ConceptPlaywrightAppium
ClassLoginPageLoginScreen
Constructorgets pagegets driver
Private statelocatorsselectors
Methodlogin()tapLogin()
Compositionpage has headerscreen has menu
Aggregationflow gets pagesflow gets screens
Abstractionhelper hides API callshelper hides driver commands
Polymorphismsame helper works with many pagessame helper works with many screens
API clientcreates test userprepares mobile account

Use OOP to organize automation clearly—focus on readable tests, not overly complex abstractions.


Official docs


Quick recap

TopicMeaning for QA automation
ClassGroups data and actions together
ConstructorRuns when object is created
Four pillarsEncapsulation, Abstraction, Inheritance, Polymorphism
EncapsulationHide locators, show only actions
AbstractionSimple public API; hide implementation
PolymorphismSame method name, behavior per class
CompositionPage owns and creates a component
AggregationFlow uses pages passed from outside
InheritanceUse only for shared logic
Page ObjectModel for clean UI tests
API clientObject for backend requests
BuilderObject for easy test data creation

Suggested Exercises (Simple Technical English)

  1. Create a LoginPage class with methods:
  • open()
  • login()
  • expectErrorMessage()
  1. Create a HeaderComponent class and use it inside DashboardPage.

  2. Create a UsersApiClient class with:

  • createUser()
  • deleteUser()
  1. Create a TestUserBuilder with:
  • default valid user data
  • one method to override a field
  1. Review an existing Page Object and check:
  • does it expose locators?
  • does it expose too many internal details?

Homework

Short tasks (about 30-40 minutes). Click a task title to reveal the prompt.

Task 1: LoginPage class

Create a TypeScript LoginPage class.

  • It must take Page in the constructor.
  • It must keep locators private inside the class.
  • It must have an open() method to open the login page.
  • It must have a login(credentials) method to perform login using email and password.
  • Tests should use only these public methods, not locators directly.
Task 2: Credentials interface

Create an interface LoginCredentials with two fields: email and password.

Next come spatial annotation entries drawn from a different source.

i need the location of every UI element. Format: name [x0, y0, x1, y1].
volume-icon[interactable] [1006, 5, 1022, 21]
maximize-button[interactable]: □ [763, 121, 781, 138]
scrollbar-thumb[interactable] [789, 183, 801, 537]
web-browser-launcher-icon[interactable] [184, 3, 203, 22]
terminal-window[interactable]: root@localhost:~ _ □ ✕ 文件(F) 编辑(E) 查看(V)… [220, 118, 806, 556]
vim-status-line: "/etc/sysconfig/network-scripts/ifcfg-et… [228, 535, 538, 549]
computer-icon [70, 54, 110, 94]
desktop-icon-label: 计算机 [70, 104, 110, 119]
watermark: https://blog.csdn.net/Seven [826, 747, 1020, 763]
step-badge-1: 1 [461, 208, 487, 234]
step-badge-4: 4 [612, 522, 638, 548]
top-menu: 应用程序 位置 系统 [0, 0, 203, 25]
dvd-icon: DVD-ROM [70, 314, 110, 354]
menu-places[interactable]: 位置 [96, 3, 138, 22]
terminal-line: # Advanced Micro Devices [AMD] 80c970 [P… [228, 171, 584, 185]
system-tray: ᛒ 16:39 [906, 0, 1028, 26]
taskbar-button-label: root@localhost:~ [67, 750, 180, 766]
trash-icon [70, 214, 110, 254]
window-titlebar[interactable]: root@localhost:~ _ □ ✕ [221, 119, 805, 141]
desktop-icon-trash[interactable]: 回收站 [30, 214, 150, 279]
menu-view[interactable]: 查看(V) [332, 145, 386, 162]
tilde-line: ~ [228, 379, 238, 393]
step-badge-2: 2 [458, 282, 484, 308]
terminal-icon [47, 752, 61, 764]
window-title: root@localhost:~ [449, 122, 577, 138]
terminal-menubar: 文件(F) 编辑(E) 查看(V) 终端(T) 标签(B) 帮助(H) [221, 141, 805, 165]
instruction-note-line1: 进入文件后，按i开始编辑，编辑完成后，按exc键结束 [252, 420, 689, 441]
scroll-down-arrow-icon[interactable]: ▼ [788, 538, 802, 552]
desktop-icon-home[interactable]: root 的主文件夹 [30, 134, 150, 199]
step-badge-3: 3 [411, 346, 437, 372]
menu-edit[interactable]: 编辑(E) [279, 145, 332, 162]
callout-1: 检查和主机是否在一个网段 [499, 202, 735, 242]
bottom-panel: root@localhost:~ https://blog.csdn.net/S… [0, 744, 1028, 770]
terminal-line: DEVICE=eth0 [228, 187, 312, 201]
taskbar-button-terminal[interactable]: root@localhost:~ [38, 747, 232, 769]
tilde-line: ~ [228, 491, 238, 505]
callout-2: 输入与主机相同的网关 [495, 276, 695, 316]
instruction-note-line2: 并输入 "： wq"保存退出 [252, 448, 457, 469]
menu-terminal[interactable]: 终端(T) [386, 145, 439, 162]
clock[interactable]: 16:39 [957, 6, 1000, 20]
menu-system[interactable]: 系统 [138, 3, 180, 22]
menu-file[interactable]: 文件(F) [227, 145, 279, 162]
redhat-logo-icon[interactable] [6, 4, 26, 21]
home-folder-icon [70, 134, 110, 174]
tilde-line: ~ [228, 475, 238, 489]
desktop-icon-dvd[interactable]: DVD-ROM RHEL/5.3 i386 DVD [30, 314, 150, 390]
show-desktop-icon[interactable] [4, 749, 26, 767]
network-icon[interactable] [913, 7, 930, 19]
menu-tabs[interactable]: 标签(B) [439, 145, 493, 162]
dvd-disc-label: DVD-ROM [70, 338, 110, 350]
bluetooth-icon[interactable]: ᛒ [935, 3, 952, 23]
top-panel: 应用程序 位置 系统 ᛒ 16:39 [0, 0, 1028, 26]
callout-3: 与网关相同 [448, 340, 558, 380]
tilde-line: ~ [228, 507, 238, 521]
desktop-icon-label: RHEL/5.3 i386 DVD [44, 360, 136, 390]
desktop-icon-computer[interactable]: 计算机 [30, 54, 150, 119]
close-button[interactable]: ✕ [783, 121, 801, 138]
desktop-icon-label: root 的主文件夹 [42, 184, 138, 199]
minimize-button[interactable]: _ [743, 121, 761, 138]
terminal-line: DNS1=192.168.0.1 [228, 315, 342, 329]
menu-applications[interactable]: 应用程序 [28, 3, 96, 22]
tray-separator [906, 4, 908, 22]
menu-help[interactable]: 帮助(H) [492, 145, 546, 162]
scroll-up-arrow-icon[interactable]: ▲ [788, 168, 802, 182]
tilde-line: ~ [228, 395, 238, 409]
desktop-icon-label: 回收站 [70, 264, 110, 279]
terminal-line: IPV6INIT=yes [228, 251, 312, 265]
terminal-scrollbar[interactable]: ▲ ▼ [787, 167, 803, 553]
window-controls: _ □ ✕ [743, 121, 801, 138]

Use this interface as the parameter type for the login method in the LoginPage class.

Task 3: Header composition

Create a HeaderComponent class with a logout() method.

Add this component to DashboardPage as a readonly property.

DashboardPage should use composition to access the header and call logout() through it.

Task 4: API client

Create a UsersApiClient class.

The constructor must receive baseUrl and token. Store both values inside the class. Add a createUser method. The method must accept typed user data as input. The client is used to send requests to the users API.

Task 5: Builder

Create a TestUserBuilder class.

  • It must have valid default user data.
  • It must include a withRole(role) method to change the user role.
  • It must include an inactive() method to set the user as inactive.
  • It must include a build() method that returns a copy of the final user object.
  • The builder should be used to create clean and flexible test data.